The Prada Kolhapuri sandals that open this essay are the clearest recent example of the arc playing out in full. Days into that controversy, Dior unveiled a $200,000 haute couture overcoat embroidered using mukaish, a Lucknow metallic-thread technique once reserved for Mughal royalty, completed by twelve Indian artisans over thirty-four days, with no mention of mukaish or India anywhere in Dior’s official materials. Ralph Lauren followed months later with a “Bandhani-inspired” wrap skirt, carrying no reference to India or Gujarat.
From Kishan Chand’s workshop to Dior’s runway, the structure of the transaction has barely changed.
Reclaiming the Narrative
India has also become more assertive in protecting and presenting its own traditions. The Geographical Indications Act, 1999, and the Traditional Knowledge Digital Library represent legal attempts to safeguard both place-based products and traditional knowledge. At the same time, Indian designers and artists increasingly occupy global platforms on their own terms. Rahul Mishra’s Paris couture collections openly foreground Indian artisanship, while Diljit Dosanjh’s appearance at Coachella demonstrated that Indian cultural identity no longer needs Western mediation to command international attention.
Beyond Inspiration
Every story in this essay, from the peacock dress to the Kolhapuri chappal to the dastaar, ultimately asks three questions. Who creates culture? Who receives credit for it? Who profits from it?
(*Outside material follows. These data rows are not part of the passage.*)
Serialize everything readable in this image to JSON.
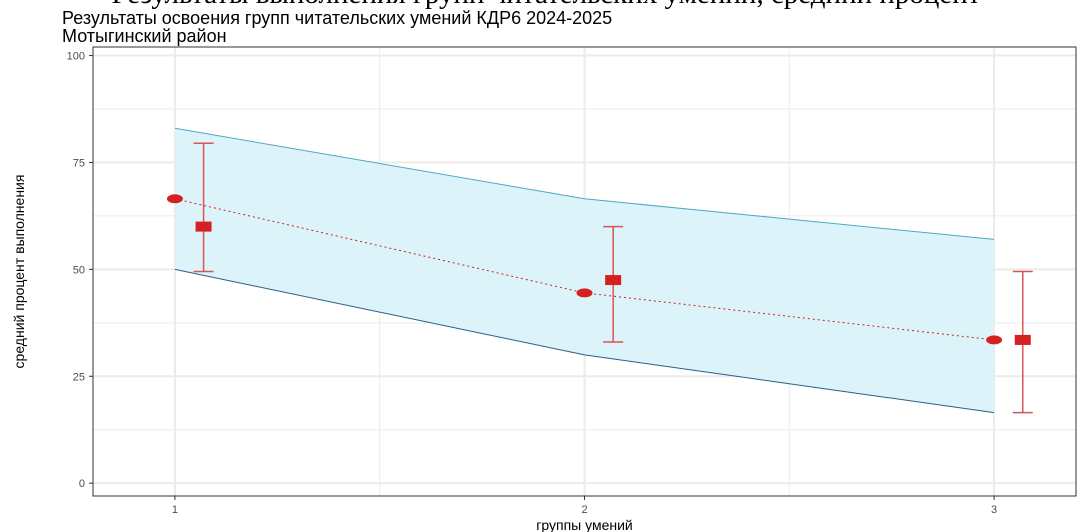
{
  "page": {
    "cropped_heading": "Результаты выполнения групп читательских умений, средний процент"
  },
  "chart_data": {
    "type": "line",
    "title": "Результаты освоения групп читательских умений КДР6 2024-2025",
    "subtitle": "Мотыгинский район",
    "xlabel": "группы умений",
    "ylabel": "средний процент выполнения",
    "x_ticks": [
      "1",
      "2",
      "3"
    ],
    "y_ticks": [
      "0",
      "25",
      "50",
      "75",
      "100"
    ],
    "xlim": [
      0.8,
      3.2
    ],
    "ylim": [
      -3,
      102
    ],
    "grid": true,
    "legend": "none",
    "band": {
      "x": [
        1,
        2,
        3
      ],
      "upper": [
        83,
        66.5,
        57
      ],
      "lower": [
        50,
        30,
        16.5
      ]
    },
    "series": [
      {
        "marker": "circle",
        "line": "dotted",
        "x": [
          1,
          2,
          3
        ],
        "values": [
          66.5,
          44.5,
          33.5
        ]
      },
      {
        "marker": "square",
        "x": [
          1.07,
          2.07,
          3.07
        ],
        "values": [
          60,
          47.5,
          33.5
        ],
        "error_low": [
          49.5,
          33,
          16.5
        ],
        "error_high": [
          79.5,
          60,
          49.5
        ]
      }
    ],
    "colors": {
      "band_fill": "#dcf3f9",
      "band_upper_line": "#4fa8c4",
      "band_lower_line": "#2a5f88",
      "points": "#d42020",
      "errorbars": "#d95555",
      "grid": "#ebebeb",
      "panel_border": "#333333"
    }
  }
}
For most of this history, the answers split along colonial lines: Indian artisans created, while French maisons, British manufacturers, and later luxury brands controlled naming, visibility, and profit. The Geographical Indications regime and the Traditional Knowledge Digital Library show that recognition can alter this imbalance, while contemporary designers and performers demonstrate that visibility no longer belongs exclusively to Western institutions.
Cultural exchange has always shaped fashion, and it always will. The question is not whether traditions travel, but whether they travel with acknowledgement. For centuries, Indian textiles, motifs, and craftsmanship transformed global fashion even as the people who created them disappeared from the story. Reclaiming that story is not about ending cultural exchange. It is about restoring attribution, visibility, and dignity to the communities that have long been written out of fashion’s global history.